The President comments: ‘Our Pacific nursing voices on the world stage’

THOUSANDS OF nurses from all over the world converged in Singapore for four days last month, for the biennial Congress of the Interna­tional Council of Nurses (ICN). (See also p2, 12 and 13). 

Chief executive Memo Musa, kaiwhaka­haere Kerri Nuku and I, however, were among about 225 nursing leaders from 85 countries who arrived in Singapore early. Our job was to represent NZNO at the three-day pre-meeting of ICN’s govern­ing body, the Council of National Nursing Association Representatives (CNR). 

NZNO delegation to ICN CNR. Pictured (l-r) Kaiwhakahaere Kerri Nuku, President Grant Brookes and Chief Executive Memo Musa.

From its headquarters in Geneva, ICN represents more than 20 million nurses on the world stage, including at the United Nations and in other influential global institutions. Representatives of the World Health Organization (WHO) and the World Bank were among the observers at the CNR meeting. 

NZNO has been part of ICN since 1912. By joining NZNO, each member automati­cally becomes a member of ICN, as well. 

In Singapore, Kerri and I were proud to receive ICN’s Gold Award for Membership Inclusiveness – international recognition that over 76 percent of the nurses in our country belong to NZNO. 

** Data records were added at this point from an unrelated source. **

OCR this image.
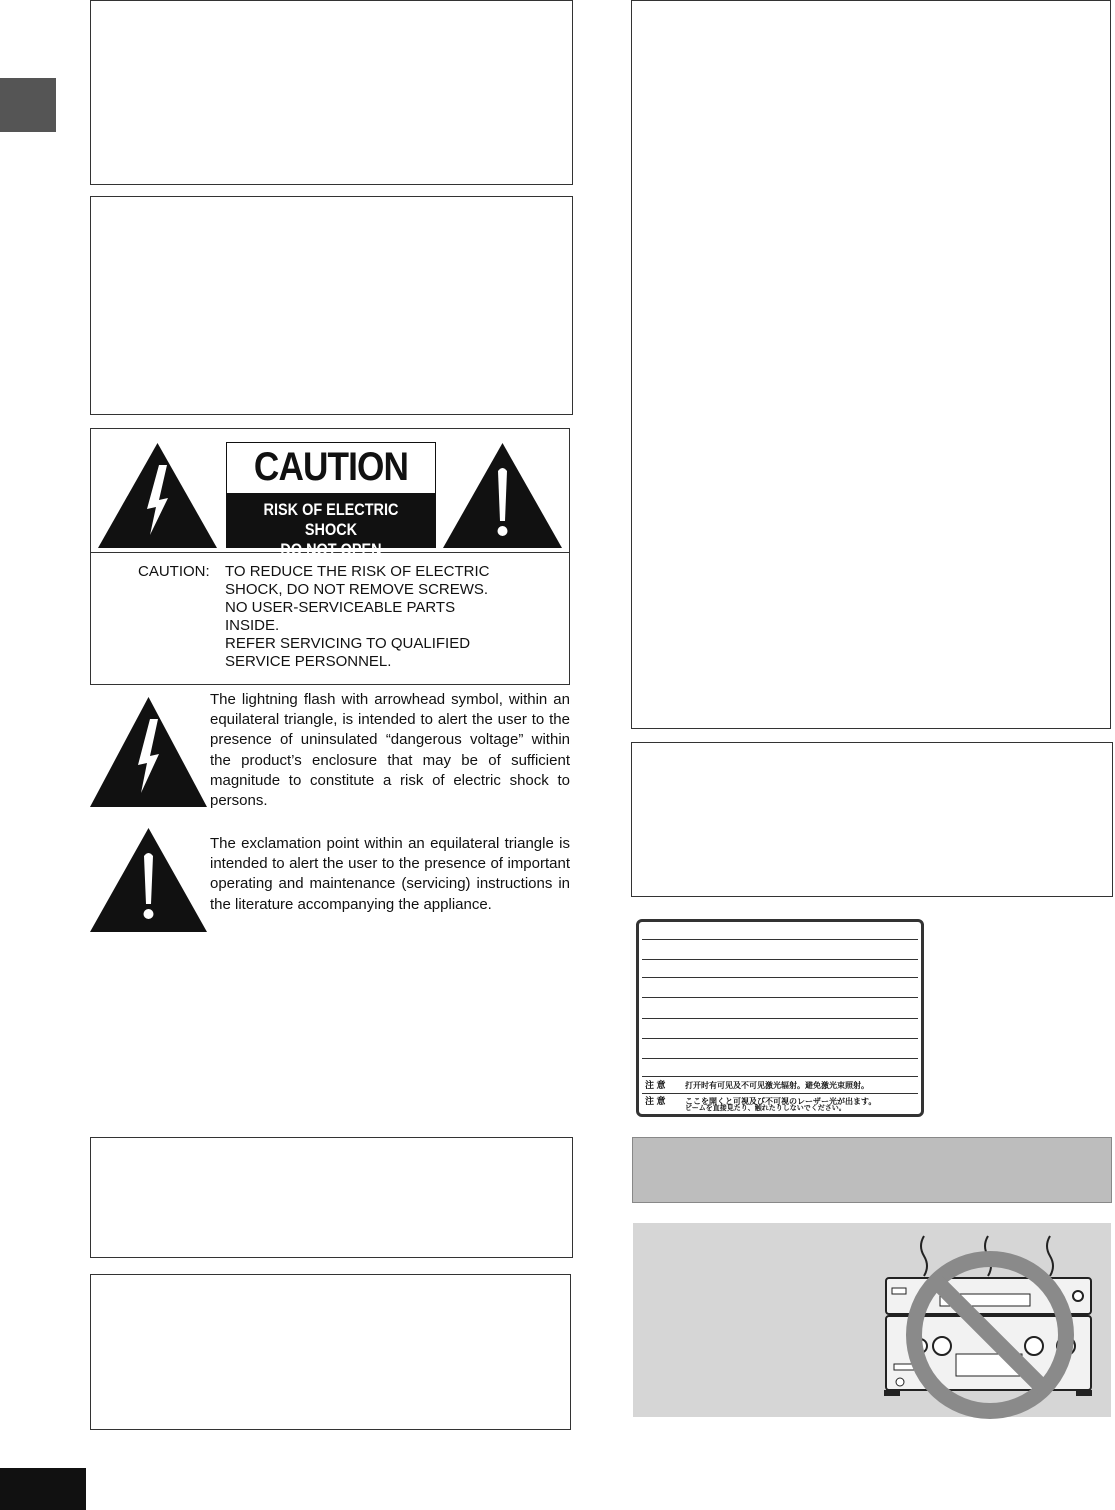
CAUTION
RISK OF ELECTRIC SHOCK
DO NOT OPEN
CAUTION: TO REDUCE THE RISK OF ELECTRIC
SHOCK, DO NOT REMOVE SCREWS.
NO USER-SERVICEABLE PARTS
INSIDE.
REFER SERVICING TO QUALIFIED
SERVICE PERSONNEL.
The lightning flash with arrowhead symbol, within an equilateral triangle, is intended to alert the user to the presence of uninsulated “dangerous voltage” within the product’s enclosure that may be of sufficient magnitude to constitute a risk of electric shock to persons.
The exclamation point within an equilateral triangle is intended to alert the user to the presence of important operating and maintenance (servicing) instructions in the literature accompanying the appliance.
注 意 打开时有可见及不可见激光辐射。避免激光束照射。
注 意 ここを開くと可視及び不可視のレーザー光が出ます。
ビームを直接見たり、触れたりしないでください。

ICN Awards Ceremony. Pictured (l-r) NZNO President Grant Brookes, ICN President Annette Kennedy, NZNO Kaiwhakahaere Kerri Nuku, ICN Board member Wu Ying.

Heading into the CNR meeting, our focus had been on two proposals which would strengthen the governance of ICN and increase its relevance to nurses in the South Pacific. 

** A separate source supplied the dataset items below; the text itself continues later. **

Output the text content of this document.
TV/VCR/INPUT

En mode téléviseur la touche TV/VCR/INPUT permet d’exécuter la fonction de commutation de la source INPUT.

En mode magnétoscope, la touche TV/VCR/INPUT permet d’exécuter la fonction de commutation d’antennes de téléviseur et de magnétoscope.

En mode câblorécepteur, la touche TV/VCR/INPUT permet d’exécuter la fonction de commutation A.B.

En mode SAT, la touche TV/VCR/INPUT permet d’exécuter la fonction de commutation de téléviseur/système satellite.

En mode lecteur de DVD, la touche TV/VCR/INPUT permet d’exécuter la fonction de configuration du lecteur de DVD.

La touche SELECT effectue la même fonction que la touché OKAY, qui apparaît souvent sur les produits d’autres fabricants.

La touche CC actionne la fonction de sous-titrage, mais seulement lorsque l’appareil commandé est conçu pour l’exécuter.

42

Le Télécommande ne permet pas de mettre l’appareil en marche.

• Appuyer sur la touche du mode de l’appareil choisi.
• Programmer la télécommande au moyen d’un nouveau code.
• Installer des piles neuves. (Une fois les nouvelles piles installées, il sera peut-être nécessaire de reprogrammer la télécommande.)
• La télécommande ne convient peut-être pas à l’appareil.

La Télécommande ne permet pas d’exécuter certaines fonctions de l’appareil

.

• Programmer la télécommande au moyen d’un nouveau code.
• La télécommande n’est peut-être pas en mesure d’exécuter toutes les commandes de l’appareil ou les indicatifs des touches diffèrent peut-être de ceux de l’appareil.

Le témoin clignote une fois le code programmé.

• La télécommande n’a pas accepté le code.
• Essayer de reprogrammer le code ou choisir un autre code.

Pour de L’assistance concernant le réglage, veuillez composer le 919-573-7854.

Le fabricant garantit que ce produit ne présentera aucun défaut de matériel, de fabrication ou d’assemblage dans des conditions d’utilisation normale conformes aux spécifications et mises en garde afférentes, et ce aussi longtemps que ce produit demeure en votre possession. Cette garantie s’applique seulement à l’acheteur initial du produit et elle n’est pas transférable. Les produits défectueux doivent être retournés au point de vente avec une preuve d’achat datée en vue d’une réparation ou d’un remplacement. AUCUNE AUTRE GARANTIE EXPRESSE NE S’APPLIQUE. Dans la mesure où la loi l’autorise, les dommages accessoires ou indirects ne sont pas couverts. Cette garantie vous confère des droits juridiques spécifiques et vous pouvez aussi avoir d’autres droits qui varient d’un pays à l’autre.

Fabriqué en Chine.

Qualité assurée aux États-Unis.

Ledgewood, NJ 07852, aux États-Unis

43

The first of the CNR proposals on our radar was an amendment to the ICN constitution to clarify the function of the audit and risk committee (ARC), to increase ICN’s transparency and account­ability. The ARC was first established, with NZNO’s backing, at the last CNR meeting in 2017. Nuku was selected to serve on it. 

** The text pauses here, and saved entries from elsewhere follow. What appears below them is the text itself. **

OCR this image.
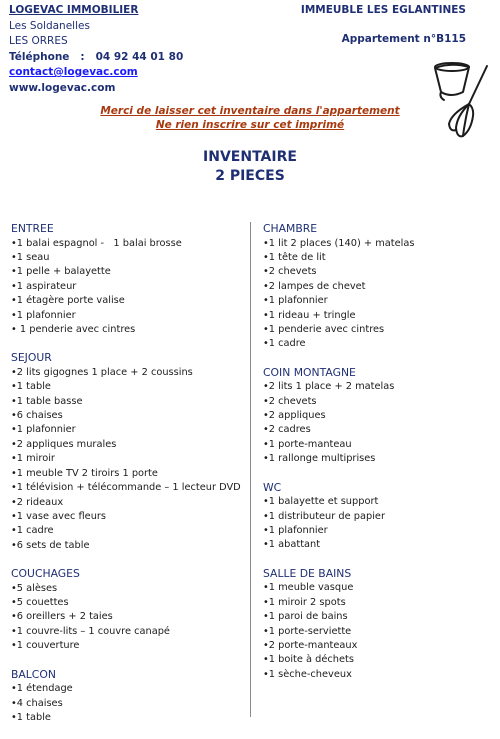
LOGEVAC IMMOBILIER
Les Soldanelles
LES ORRES
Téléphone   :   04 92 44 01 80
contact@logevac.com
www.logevac.com
IMMEUBLE LES EGLANTINES
Appartement n°B115
Merci de laisser cet inventaire dans l'appartement
Ne rien inscrire sur cet imprimé
INVENTAIRE
2 PIECES
ENTREE
•1 balai espagnol -   1 balai brosse
•1 seau
•1 pelle + balayette
•1 aspirateur
•1 étagère porte valise
•1 plafonnier
• 1 penderie avec cintres
SEJOUR
•2 lits gigognes 1 place + 2 coussins
•1 table
•1 table basse
•6 chaises
•1 plafonnier
•2 appliques murales
•1 miroir
•1 meuble TV 2 tiroirs 1 porte
•1 télévision + télécommande – 1 lecteur DVD
•2 rideaux
•1 vase avec fleurs
•1 cadre
•6 sets de table
COUCHAGES
•5 alèses
•5 couettes
•6 oreillers + 2 taies
•1 couvre-lits – 1 couvre canapé
•1 couverture
BALCON
•1 étendage
•4 chaises
•1 table
CHAMBRE
•1 lit 2 places (140) + matelas
•1 tête de lit
•2 chevets
•2 lampes de chevet
•1 plafonnier
•1 rideau + tringle
•1 penderie avec cintres
•1 cadre
COIN MONTAGNE
•2 lits 1 place + 2 matelas
•2 chevets
•2 appliques
•2 cadres
•1 porte-manteau
•1 rallonge multiprises
WC
•1 balayette et support
•1 distributeur de papier
•1 plafonnier
•1 abattant
SALLE DE BAINS
•1 meuble vasque
•1 miroir 2 spots
•1 paroi de bains
•1 porte-serviette
•2 porte-manteaux
•1 boite à déchets
•1 sèche-cheveux
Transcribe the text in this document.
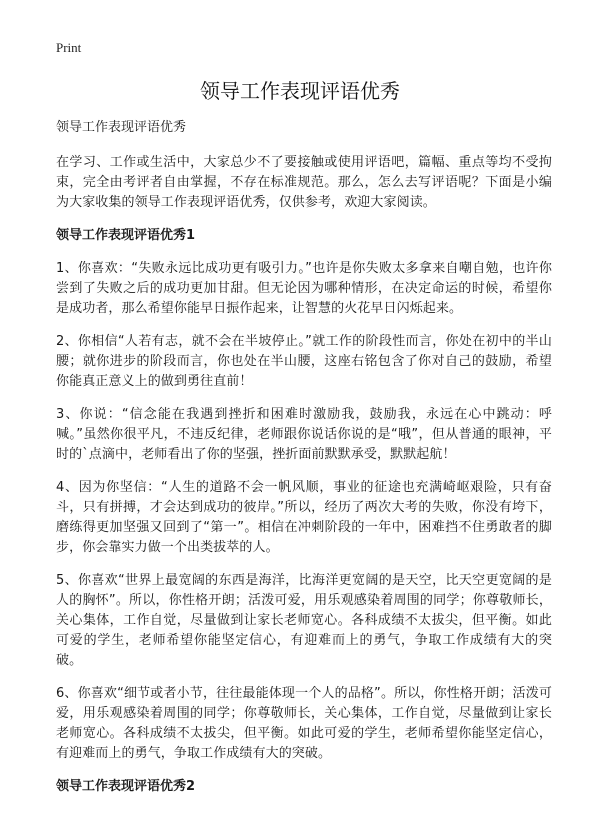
Print
领导工作表现评语优秀
领导工作表现评语优秀

在学习、工作或生活中，大家总少不了要接触或使用评语吧，篇幅、重点等均不受拘束，完全由考评者自由掌握，不存在标准规范。那么，怎么去写评语呢？下面是小编为大家收集的领导工作表现评语优秀，仅供参考，欢迎大家阅读。

领导工作表现评语优秀1

1、你喜欢：“失败永远比成功更有吸引力。”也许是你失败太多拿来自嘲自勉，也许你尝到了失败之后的成功更加甘甜。但无论因为哪种情形，在决定命运的时候，希望你是成功者，那么希望你能早日振作起来，让智慧的火花早日闪烁起来。

2、你相信“人若有志，就不会在半坡停止。”就工作的阶段性而言，你处在初中的半山腰；就你进步的阶段而言，你也处在半山腰，这座右铭包含了你对自己的鼓励，希望你能真正意义上的做到勇往直前！

3、你说：“信念能在我遇到挫折和困难时激励我，鼓励我，永远在心中跳动：呼喊。”虽然你很平凡，不违反纪律，老师跟你说话你说的是“哦”，但从普通的眼神，平时的`点滴中，老师看出了你的坚强，挫折面前默默承受，默默起航！

4、因为你坚信：“人生的道路不会一帆风顺，事业的征途也充满崎岖艰险，只有奋斗，只有拼搏，才会达到成功的彼岸。”所以，经历了两次大考的失败，你没有垮下，磨练得更加坚强又回到了“第一”。相信在冲刺阶段的一年中，困难挡不住勇敢者的脚步，你会靠实力做一个出类拔萃的人。

5、你喜欢“世界上最宽阔的东西是海洋，比海洋更宽阔的是天空，比天空更宽阔的是人的胸怀”。所以，你性格开朗；活泼可爱，用乐观感染着周围的同学；你尊敬师长，关心集体，工作自觉，尽量做到让家长老师宽心。各科成绩不太拔尖，但平衡。如此可爱的学生，老师希望你能坚定信心，有迎难而上的勇气，争取工作成绩有大的突破。

6、你喜欢“细节或者小节，往往最能体现一个人的品格”。所以，你性格开朗；活泼可爱，用乐观感染着周围的同学；你尊敬师长，关心集体，工作自觉，尽量做到让家长老师宽心。各科成绩不太拔尖，但平衡。如此可爱的学生，老师希望你能坚定信心，有迎难而上的勇气，争取工作成绩有大的突破。

领导工作表现评语优秀2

CNR delegates also voted to change the way seats on the ICN board are al­located, confirming a decision made at the last CNR meeting

Delegates in Singapore voted in favour of the constitutional change. This means, among other things, the ARC will now re­port on ICN’s finances each year to NZNO and all the other NNAs who fund it. 

Unfairly marginalised

NZNO had persuaded delegates in 2017 that the voice of South Pacific nurses had been unfairly marginalised at ICN board level. We successfully moved a motion to create a Pacific and Eastern Asia sub-region of the Geneva-based organisation. 

The vote in Singapore means there will now be a seat reserved for a board member from our region at the next election of the ICN board in 2021.

CNR meetings offer unparalleled oppor­tunities to foster cooperation between nurses from around the world. We held bilateral meetings in Singapore with leaders of the Chinese Nursing Associa­tion and American Nurses Association. We articulated our NZNO values and perspectives, as world events bring nurses in our respective countries closer together. 

NZNO meeting with the Chinese Nursing Association.

The Canadian Nurses Association requested a meeting to discuss NZNO’s bicultural model, as it strives to respond meaningfully to the report of Canada’s Truth and Reconciliation Commission on harm inflicted on its indigenous peoples. 

The CNR ended with a joint session with Nursing Now, the three-year global campaign to improve health by raising the status and profile of nursing. The WHO, in partnership with Nursing Now, has declared 2020 as the Year of the Nurse and Midwife

NZNO Kaiwhakahaere Kerri Nuku discussing Nursing Now at ICN CNR.

Our input into the discussions about Nursing Now and 2020 was to raise the profile of indigenous nursing leaders who have made significant contributions to the profession and health care. This will also guide NZNO’s approach to next year’s celebrations, in collaboration with our national nursing partners.